In response to the Agencies' request for recommendations on how to reduce
regulatory burden, we offer the following suggestions:
Increase the CTR reporting threshold from $10,000 to $25,000 and
automatically adjust for inflation every five (5) years. The current dollar
limit is way too low and results in filings that appear to be of
questionable value to law enforcement.
Monetary Instrument Logs
Increase the dollar threshold from $3,000 to $15,000 and automatically
adjust for inflation every five (5) years.
Eliminate the requirement to file a Designation of Exempt Person for
transactions between federally-insured institutions.
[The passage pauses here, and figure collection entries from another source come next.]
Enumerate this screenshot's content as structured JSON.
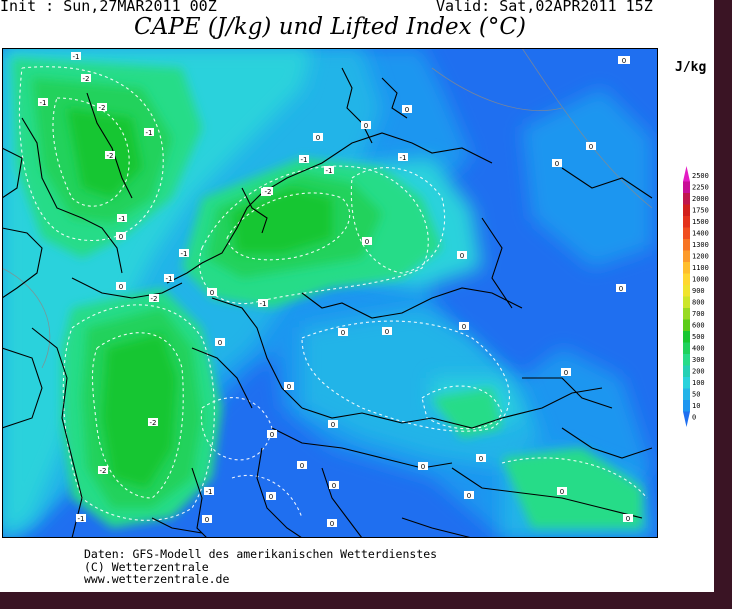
{
  "header": {
    "init_text": "Init : Sun,27MAR2011 00Z",
    "valid_text": "Valid: Sat,02APR2011 15Z"
  },
  "title": "CAPE (J/kg) und Lifted Index (°C)",
  "legend": {
    "unit": "J/kg",
    "levels": [
      "2500",
      "2250",
      "2000",
      "1750",
      "1500",
      "1400",
      "1300",
      "1200",
      "1100",
      "1000",
      "900",
      "800",
      "700",
      "600",
      "500",
      "400",
      "300",
      "200",
      "100",
      "50",
      "10",
      "0"
    ],
    "colors": [
      "#e41cc4",
      "#c80e96",
      "#c0164c",
      "#d2201c",
      "#e4321c",
      "#f04e20",
      "#f77424",
      "#fc9a2a",
      "#ffbe2c",
      "#ffd730",
      "#f0e42e",
      "#cce62a",
      "#98da22",
      "#5ccc18",
      "#18c630",
      "#20d25c",
      "#28dc88",
      "#26d0b4",
      "#2ad2dc",
      "#24b4e8",
      "#1e96f0",
      "#1f6ff0"
    ]
  },
  "lifted_index_labels": [
    {
      "text": "-1"
    },
    {
      "text": "-2"
    },
    {
      "text": "-1"
    },
    {
      "text": "-2"
    },
    {
      "text": "-2"
    },
    {
      "text": "-1"
    },
    {
      "text": "0"
    },
    {
      "text": "-1"
    },
    {
      "text": "-2"
    },
    {
      "text": "-1"
    },
    {
      "text": "0"
    },
    {
      "text": "-1"
    },
    {
      "text": "0"
    },
    {
      "text": "-1"
    },
    {
      "text": "-2"
    },
    {
      "text": "-1"
    },
    {
      "text": "-1"
    },
    {
      "text": "0"
    },
    {
      "text": "-1"
    },
    {
      "text": "-2"
    },
    {
      "text": "0"
    },
    {
      "text": "-2"
    },
    {
      "text": "-2"
    },
    {
      "text": "-1"
    },
    {
      "text": "-1"
    },
    {
      "text": "0"
    },
    {
      "text": "0"
    },
    {
      "text": "0"
    },
    {
      "text": "0"
    },
    {
      "text": "0"
    },
    {
      "text": "0"
    },
    {
      "text": "0"
    },
    {
      "text": "0"
    },
    {
      "text": "0"
    },
    {
      "text": "0"
    },
    {
      "text": "0"
    },
    {
      "text": "0"
    },
    {
      "text": "0"
    },
    {
      "text": "0"
    },
    {
      "text": "0"
    },
    {
      "text": "0"
    },
    {
      "text": "0"
    },
    {
      "text": "0"
    },
    {
      "text": "0"
    },
    {
      "text": "0"
    },
    {
      "text": "0"
    },
    {
      "text": "0"
    },
    {
      "text": "0"
    },
    {
      "text": "0"
    },
    {
      "text": "0"
    }
  ],
  "footer": {
    "line1": "Daten: GFS-Modell des amerikanischen Wetterdienstes",
    "line2": "(C) Wetterzentrale",
    "line3": "www.wetterzentrale.de"
  }
}
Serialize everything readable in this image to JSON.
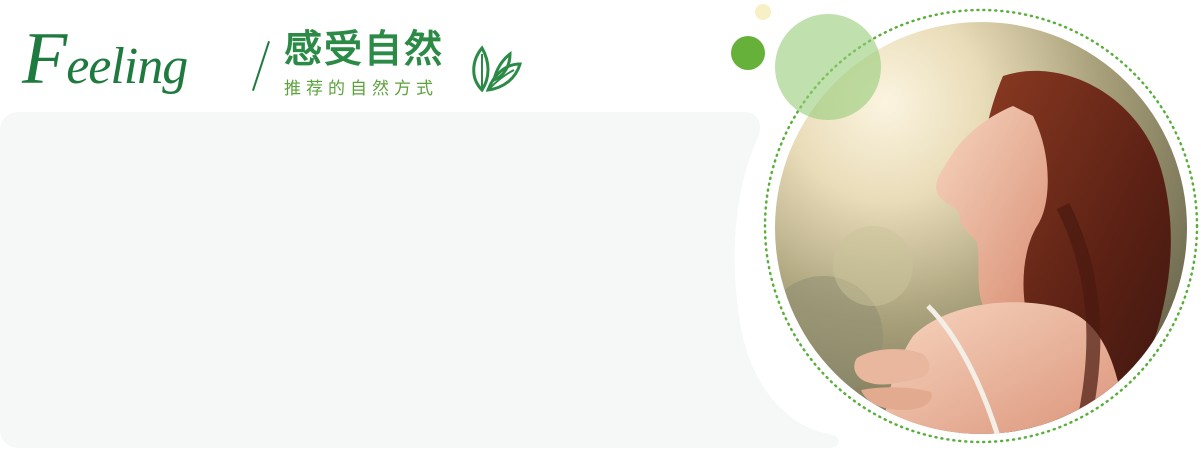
{
  "header": {
    "feeling_first_letter": "F",
    "feeling_rest": "eeling",
    "title_cn": "感受自然",
    "subtitle_cn": "推荐的自然方式"
  },
  "colors": {
    "brand_green": "#1f7a3f",
    "title_green": "#2a8a46",
    "sub_green": "#5aa23a",
    "dot_green": "#66b13a",
    "card_bg": "#f6f8f7"
  },
  "icons": {
    "leaf": "leaf-icon"
  }
}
Shorten the waiting period from 12 months to six. Unless we're dealing with
a seasonal business, the deposit habits can usually be determined in that
In situations where an existing exempt business changes financial
institutions does the government really want the new financial institution
to submit a year's worth of CTRs? Or, if there is a change in ownership, is
it really helpful to have the new owners of an existing exempt business
re-establish the deposit history for 12 months?
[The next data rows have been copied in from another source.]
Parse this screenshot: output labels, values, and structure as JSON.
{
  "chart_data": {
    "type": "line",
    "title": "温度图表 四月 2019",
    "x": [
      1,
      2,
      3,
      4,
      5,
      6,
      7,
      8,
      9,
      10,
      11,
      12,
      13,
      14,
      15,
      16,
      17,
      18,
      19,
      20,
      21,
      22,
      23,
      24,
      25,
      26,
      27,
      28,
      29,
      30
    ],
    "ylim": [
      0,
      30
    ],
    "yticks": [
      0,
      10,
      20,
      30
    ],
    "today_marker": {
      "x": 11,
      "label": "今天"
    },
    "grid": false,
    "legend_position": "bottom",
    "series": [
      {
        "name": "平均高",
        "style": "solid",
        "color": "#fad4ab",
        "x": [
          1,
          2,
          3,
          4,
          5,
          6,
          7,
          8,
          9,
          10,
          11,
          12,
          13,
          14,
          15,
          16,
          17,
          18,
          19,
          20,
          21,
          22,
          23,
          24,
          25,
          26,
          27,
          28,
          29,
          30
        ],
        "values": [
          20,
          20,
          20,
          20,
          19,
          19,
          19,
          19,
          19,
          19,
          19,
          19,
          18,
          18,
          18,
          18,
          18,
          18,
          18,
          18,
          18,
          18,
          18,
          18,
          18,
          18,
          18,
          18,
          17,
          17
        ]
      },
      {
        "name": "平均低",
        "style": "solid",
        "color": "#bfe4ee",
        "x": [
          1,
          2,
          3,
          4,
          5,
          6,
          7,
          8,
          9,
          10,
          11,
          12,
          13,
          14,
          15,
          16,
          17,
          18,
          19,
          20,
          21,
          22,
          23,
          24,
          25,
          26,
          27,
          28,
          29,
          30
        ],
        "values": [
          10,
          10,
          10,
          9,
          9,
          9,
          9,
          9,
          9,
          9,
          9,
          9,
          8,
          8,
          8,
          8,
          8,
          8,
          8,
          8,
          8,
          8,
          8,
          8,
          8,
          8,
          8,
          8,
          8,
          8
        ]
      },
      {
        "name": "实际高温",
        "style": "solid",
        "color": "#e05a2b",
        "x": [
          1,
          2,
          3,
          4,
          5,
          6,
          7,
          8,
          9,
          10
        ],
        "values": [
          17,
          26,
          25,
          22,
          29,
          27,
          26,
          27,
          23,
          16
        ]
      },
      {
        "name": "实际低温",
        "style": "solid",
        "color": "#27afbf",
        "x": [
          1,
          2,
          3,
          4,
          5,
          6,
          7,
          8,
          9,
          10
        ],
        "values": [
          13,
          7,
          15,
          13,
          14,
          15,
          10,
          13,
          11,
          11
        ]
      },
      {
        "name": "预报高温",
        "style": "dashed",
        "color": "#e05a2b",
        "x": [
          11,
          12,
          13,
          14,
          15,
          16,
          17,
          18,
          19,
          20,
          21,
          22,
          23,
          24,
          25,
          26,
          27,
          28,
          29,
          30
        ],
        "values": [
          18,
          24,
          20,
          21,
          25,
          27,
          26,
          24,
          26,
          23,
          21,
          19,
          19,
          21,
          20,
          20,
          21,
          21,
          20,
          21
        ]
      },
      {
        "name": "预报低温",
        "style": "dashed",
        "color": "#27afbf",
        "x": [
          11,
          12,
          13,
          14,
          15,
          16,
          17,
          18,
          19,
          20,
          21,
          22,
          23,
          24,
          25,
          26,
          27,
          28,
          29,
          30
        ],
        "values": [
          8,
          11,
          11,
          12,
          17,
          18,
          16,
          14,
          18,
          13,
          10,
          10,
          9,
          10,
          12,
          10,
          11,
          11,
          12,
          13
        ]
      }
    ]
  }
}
Also, eliminate the biennial filing requirement for exempt customers. What
purpose does this serve? We are already required to actively monitor our
exempt customers and determine on an annual basis that they still qualify to
be exempt, as well as monitor them for suspicious activity.
The regulators, FinCEN and the various law enforcement agencies should work
together to determine the appropriate dollar thresholds and specific types
of suspicious activity for the required filing of this document.
Are SARs triggered by the $5,000 dollar threshold where a suspect can be
identified, or that involve potential money laundering or violations of the
BSA, of value to law enforcement? Even insider abuse involving any amount
should be reviewed and a specific dollar threshold established. With staff
and budget resources spread thin, at what point will law enforcement even
consider investigating suspicious activity?
Thank you for this opportunity to comment.